Giving them away in a good thing. Vilification of those who do not (perhaps to keep prices high) is a bad thing.
Tony

Minnetonka, MN

#13 Jan 19, 2010
Although the New York Times mentioned in their article that Walmart did the same thing, it is not mentioned here. I guess Walmart is a sponsor.
Another Observer

Minneapolis, MN

#14 Jan 19, 2010
impeachobamanow wrote:
America...The greatest country on earth! The country obama travels the world badmouthing. Americans always step up to the plate to help. But here is the deal, We owe Haiti NOTHING! Americans give because they care and they can, and they want to! Haitis corrupt and evil government have kept the people surpressed for years. What we should do is overthrow the government and let the people be free!
Nice try, sport.

The last time Haiti had a freely elected President, he was overthrown by a military coup in 2004. The US did nothing to protect a legitimate, democratically elected government then; in fact, it seems likely that the Bush administration backed the coup.
ah ha ha

Saint Paul, MN

#15 Jan 19, 2010
Another Observer wrote:
<quoted text>
That's one reason the labels are usually cut off before the surplus is given away.
And another reason why more and more retailers are getting stricter with return policies. Hey monkey, guess what? No receipt, no return. Thanks for playing :)
ah ha ha

Saint Paul, MN

#16 Jan 19, 2010
Farm Hand wrote:
Fleet Farm in Oakdale are you paying attention. Get rid of the clearance crap that you've been hoarding for years. The time is now.
AH HA HA HA HA HA HA, did you ever nail the hammer on the head there. That whole company hoardes merchandise. And they don't give employees any discounts on merchandise, and they don't let employees leave the property on unpaid lunch breaks. And Menards isn't much better, either! But at least they clearance their crap out...

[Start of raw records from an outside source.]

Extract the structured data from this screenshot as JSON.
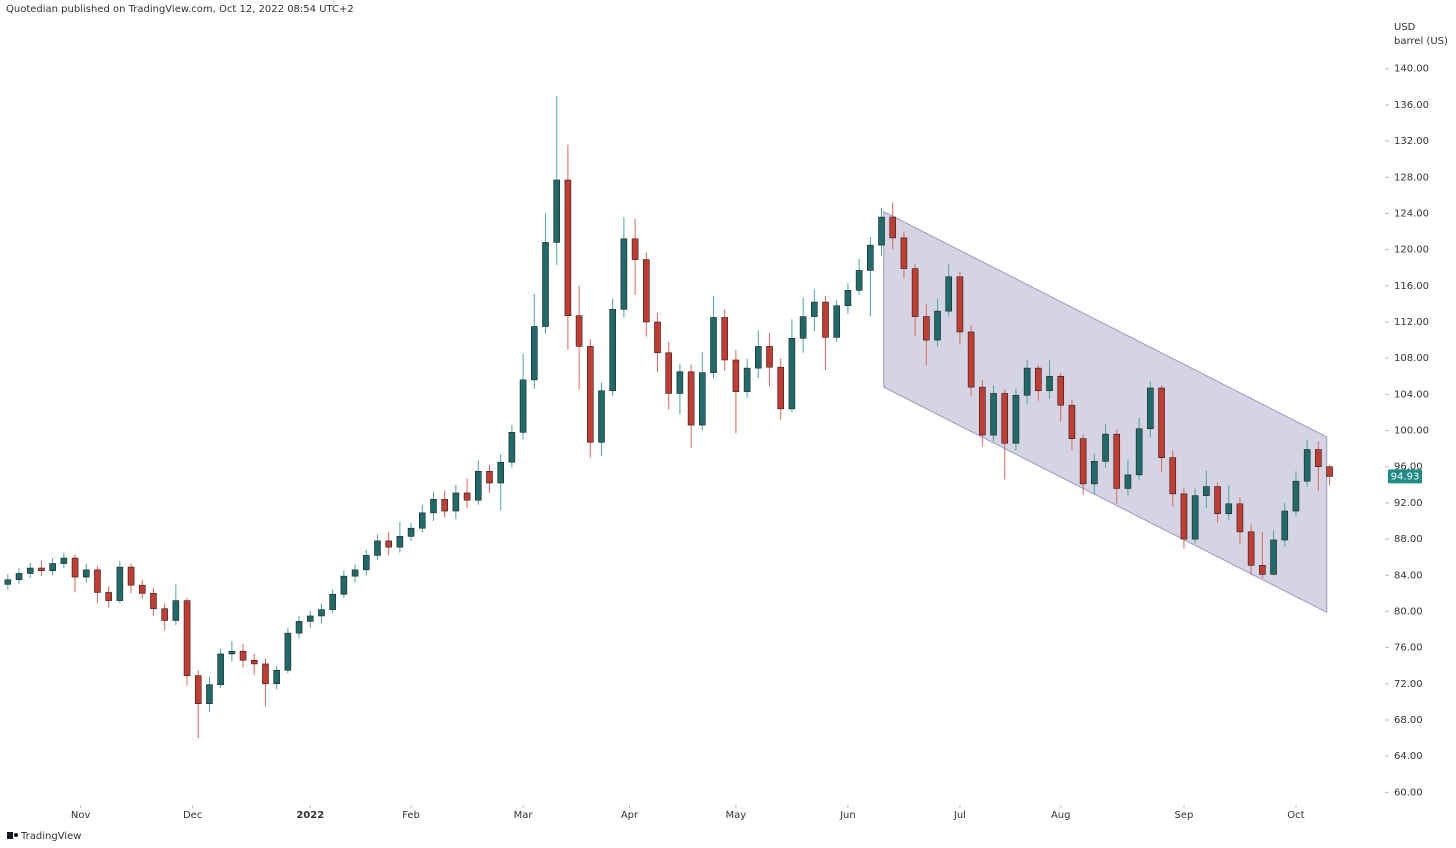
{
  "header": "Quotedian published on TradingView.com, Oct 12, 2022 08:54 UTC+2",
  "footer": "TradingView",
  "chart_data": {
    "type": "candlestick",
    "y_unit": "USD",
    "y_unit_sub": "barrel (US)",
    "up_color": "#1f6b6a",
    "up_wick": "#4aa5a1",
    "down_color": "#c43b31",
    "down_wick": "#e2645a",
    "last_price_color": "#1f8c86",
    "channel_color": "#b8b8d2",
    "xlim": [
      -1.4,
      245.9
    ],
    "ylim": [
      58.6,
      147.6
    ],
    "xticks": [
      {
        "value": 13,
        "label": "Nov"
      },
      {
        "value": 33,
        "label": "Dec"
      },
      {
        "value": 54,
        "label": "2022"
      },
      {
        "value": 72,
        "label": "Feb"
      },
      {
        "value": 92,
        "label": "Mar"
      },
      {
        "value": 111,
        "label": "Apr"
      },
      {
        "value": 130,
        "label": "May"
      },
      {
        "value": 150,
        "label": "Jun"
      },
      {
        "value": 170,
        "label": "Jul"
      },
      {
        "value": 188,
        "label": "Aug"
      },
      {
        "value": 210,
        "label": "Sep"
      },
      {
        "value": 230,
        "label": "Oct"
      }
    ],
    "yticks": [
      {
        "value": 60,
        "label": "60.00"
      },
      {
        "value": 64,
        "label": "64.00"
      },
      {
        "value": 68,
        "label": "68.00"
      },
      {
        "value": 72,
        "label": "72.00"
      },
      {
        "value": 76,
        "label": "76.00"
      },
      {
        "value": 80,
        "label": "80.00"
      },
      {
        "value": 84,
        "label": "84.00"
      },
      {
        "value": 88,
        "label": "88.00"
      },
      {
        "value": 92,
        "label": "92.00"
      },
      {
        "value": 96,
        "label": "96.00"
      },
      {
        "value": 100,
        "label": "100.00"
      },
      {
        "value": 104,
        "label": "104.00"
      },
      {
        "value": 108,
        "label": "108.00"
      },
      {
        "value": 112,
        "label": "112.00"
      },
      {
        "value": 116,
        "label": "116.00"
      },
      {
        "value": 120,
        "label": "120.00"
      },
      {
        "value": 124,
        "label": "124.00"
      },
      {
        "value": 128,
        "label": "128.00"
      },
      {
        "value": 132,
        "label": "132.00"
      },
      {
        "value": 136,
        "label": "136.00"
      },
      {
        "value": 140,
        "label": "140.00"
      }
    ],
    "channel": {
      "x": [
        156.4,
        235.5
      ],
      "upper": [
        124.2,
        99.3
      ],
      "lower": [
        104.8,
        79.9
      ]
    },
    "x": [
      0,
      2,
      4,
      6,
      8,
      10,
      12,
      14,
      16,
      18,
      20,
      22,
      24,
      26,
      28,
      30,
      32,
      34,
      36,
      38,
      40,
      42,
      44,
      46,
      48,
      50,
      52,
      54,
      56,
      58,
      60,
      62,
      64,
      66,
      68,
      70,
      72,
      74,
      76,
      78,
      80,
      82,
      84,
      86,
      88,
      90,
      92,
      94,
      96,
      98,
      100,
      102,
      104,
      106,
      108,
      110,
      112,
      114,
      116,
      118,
      120,
      122,
      124,
      126,
      128,
      130,
      132,
      134,
      136,
      138,
      140,
      142,
      144,
      146,
      148,
      150,
      152,
      154,
      156,
      158,
      160,
      162,
      164,
      166,
      168,
      170,
      172,
      174,
      176,
      178,
      180,
      182,
      184,
      186,
      188,
      190,
      192,
      194,
      196,
      198,
      200,
      202,
      204,
      206,
      208,
      210,
      212,
      214,
      216,
      218,
      220,
      222,
      224,
      226,
      228,
      230,
      232,
      234,
      236
    ],
    "open": [
      83.0,
      83.5,
      84.2,
      84.8,
      84.5,
      85.3,
      85.9,
      83.8,
      84.6,
      82.1,
      81.2,
      84.9,
      82.9,
      82.0,
      80.3,
      79.0,
      81.2,
      72.9,
      69.8,
      71.9,
      75.3,
      75.6,
      74.6,
      74.2,
      72.0,
      73.5,
      77.6,
      78.9,
      79.5,
      80.2,
      81.9,
      83.9,
      84.6,
      86.2,
      87.8,
      87.1,
      88.3,
      89.2,
      90.9,
      92.4,
      91.1,
      93.1,
      92.3,
      95.5,
      94.2,
      96.5,
      99.8,
      105.6,
      111.5,
      120.8,
      127.7,
      112.7,
      109.3,
      98.7,
      104.4,
      113.4,
      121.2,
      118.9,
      112.0,
      108.6,
      104.1,
      106.5,
      100.6,
      106.4,
      112.5,
      107.8,
      104.3,
      106.9,
      109.3,
      107.0,
      102.4,
      110.2,
      112.6,
      114.2,
      110.3,
      113.8,
      115.5,
      117.7,
      120.5,
      123.6,
      121.3,
      117.9,
      112.6,
      110.0,
      113.2,
      117.0,
      110.9,
      104.8,
      99.5,
      104.1,
      98.6,
      103.9,
      106.9,
      104.4,
      106.0,
      102.8,
      99.1,
      94.1,
      96.6,
      99.6,
      93.6,
      95.1,
      100.2,
      104.7,
      97.0,
      93.0,
      88.0,
      92.8,
      93.8,
      90.8,
      91.9,
      88.8,
      85.1,
      84.1,
      87.9,
      91.1,
      94.4,
      97.9,
      96.0
    ],
    "high": [
      84.1,
      84.8,
      85.4,
      85.6,
      85.9,
      86.5,
      86.3,
      85.3,
      85.0,
      82.8,
      85.6,
      85.3,
      83.5,
      82.6,
      80.9,
      83.0,
      81.5,
      73.5,
      72.8,
      75.9,
      76.7,
      76.4,
      75.3,
      74.8,
      74.0,
      78.2,
      79.5,
      80.1,
      80.9,
      82.4,
      84.5,
      85.2,
      86.8,
      88.5,
      88.8,
      89.9,
      89.8,
      91.8,
      93.2,
      93.4,
      94.0,
      94.7,
      96.7,
      96.2,
      97.4,
      100.6,
      108.5,
      115.1,
      124.0,
      137.0,
      131.6,
      116.0,
      110.1,
      105.3,
      114.6,
      123.6,
      123.4,
      119.7,
      113.0,
      109.8,
      107.4,
      107.3,
      108.7,
      114.9,
      113.4,
      108.9,
      108.0,
      111.1,
      110.8,
      108.0,
      112.3,
      114.7,
      115.6,
      114.9,
      114.4,
      116.3,
      119.0,
      121.4,
      124.6,
      125.2,
      122.0,
      118.4,
      114.0,
      114.6,
      118.4,
      117.6,
      111.6,
      105.6,
      105.0,
      104.5,
      104.6,
      107.8,
      107.2,
      107.8,
      106.4,
      103.4,
      99.6,
      97.4,
      100.7,
      100.1,
      96.7,
      101.4,
      105.4,
      105.0,
      97.8,
      93.7,
      93.6,
      95.6,
      94.3,
      93.9,
      92.6,
      89.6,
      88.8,
      89.0,
      92.0,
      95.5,
      99.0,
      98.8,
      96.2
    ],
    "low": [
      82.4,
      83.0,
      83.7,
      83.9,
      84.0,
      84.8,
      82.1,
      83.2,
      80.9,
      80.4,
      80.9,
      82.0,
      81.4,
      79.5,
      77.9,
      78.5,
      71.8,
      66.0,
      68.9,
      71.5,
      74.5,
      73.8,
      73.0,
      69.5,
      71.4,
      73.2,
      77.0,
      78.2,
      78.7,
      79.8,
      81.5,
      83.2,
      84.0,
      85.7,
      86.2,
      86.5,
      87.8,
      88.7,
      90.0,
      90.4,
      90.2,
      91.4,
      91.8,
      93.1,
      91.2,
      95.9,
      99.0,
      104.6,
      110.7,
      118.3,
      108.9,
      104.5,
      97.0,
      97.2,
      103.8,
      112.5,
      115.0,
      110.4,
      106.5,
      102.3,
      101.8,
      98.1,
      100.0,
      105.8,
      106.6,
      99.7,
      103.6,
      105.8,
      104.9,
      101.2,
      102.0,
      108.6,
      111.0,
      106.7,
      109.8,
      112.9,
      115.0,
      112.6,
      119.3,
      120.0,
      116.8,
      110.4,
      107.2,
      109.3,
      112.6,
      109.5,
      103.8,
      98.2,
      98.8,
      94.6,
      97.8,
      102.9,
      103.3,
      103.5,
      101.0,
      97.8,
      92.9,
      93.0,
      95.9,
      91.9,
      92.8,
      94.5,
      99.3,
      95.4,
      91.6,
      86.9,
      87.5,
      91.4,
      89.8,
      90.1,
      87.4,
      84.0,
      83.7,
      84.0,
      87.2,
      90.6,
      93.8,
      93.3,
      93.9
    ],
    "close": [
      83.5,
      84.2,
      84.8,
      84.5,
      85.3,
      85.9,
      83.8,
      84.6,
      82.1,
      81.2,
      84.9,
      82.9,
      82.0,
      80.3,
      79.0,
      81.2,
      72.9,
      69.8,
      71.9,
      75.3,
      75.6,
      74.6,
      74.2,
      72.0,
      73.5,
      77.6,
      78.9,
      79.5,
      80.2,
      81.9,
      83.9,
      84.6,
      86.2,
      87.8,
      87.1,
      88.3,
      89.2,
      90.9,
      92.4,
      91.1,
      93.1,
      92.3,
      95.5,
      94.2,
      96.5,
      99.8,
      105.6,
      111.5,
      120.8,
      127.7,
      112.7,
      109.3,
      98.7,
      104.4,
      113.4,
      121.2,
      118.9,
      112.0,
      108.6,
      104.1,
      106.5,
      100.6,
      106.4,
      112.5,
      107.8,
      104.3,
      106.9,
      109.3,
      107.0,
      102.4,
      110.2,
      112.6,
      114.2,
      110.3,
      113.8,
      115.5,
      117.7,
      120.5,
      123.6,
      121.3,
      117.9,
      112.6,
      110.0,
      113.2,
      117.0,
      110.9,
      104.8,
      99.5,
      104.1,
      98.6,
      103.9,
      106.9,
      104.4,
      106.0,
      102.8,
      99.1,
      94.1,
      96.6,
      99.6,
      93.6,
      95.1,
      100.2,
      104.7,
      97.0,
      93.0,
      88.0,
      92.8,
      93.8,
      90.8,
      91.9,
      88.8,
      85.1,
      84.1,
      87.9,
      91.1,
      94.4,
      97.9,
      96.0,
      94.93
    ]
  }
}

That's it, I'm stick with Lowe's and Home Depot.

JTY

Since: Sep 08

Lincoln, NE

#17 Jan 19, 2010
Why didn't all these bleeding hearts buy the clothing themselves at 90% off and give it to goodwill?
MN Observer

Phoenix, AZ

#18 Jan 19, 2010
Used to be Really wrote:
<quoted text>
Yes, those poor, surpressed people. How about, we impeach anyone that 1. doesn't use the right word 2. spells that word wrong and 3. doesn't use even basic grammar skills.
surpressed? There is a danger when correcting other peoples' grammar and spellilng. You must yourself be mistkae free.
cityofstpaulrez

Saint Paul, MN

#19 Jan 19, 2010
I don't think it's rare. The military stores, The Exchange or commisary does them too. I heard they tear, cut clothes, furniture and smash computers that are not sold. They do for sure in Hawaii not sure about the other bases.
Ryan in Saint Paul

Minneapolis, MN

#20 Jan 19, 2010
Haven't these people heard of ebay? How about going even lower in price instead of throwing away? You take dollars to the bank, not percentages.
Jim

Minneapolis, MN

#21 Jan 19, 2010
MN Observer wrote:
<quoted text>
surpressed? There is a danger when correcting other peoples' grammar and spellilng. You must yourself be mistkae free.
I'm assuming you noticed that "surpressed" was a direct quote... and by the way, what is a "mistkae"

Do you know what they say about glass houses and stones?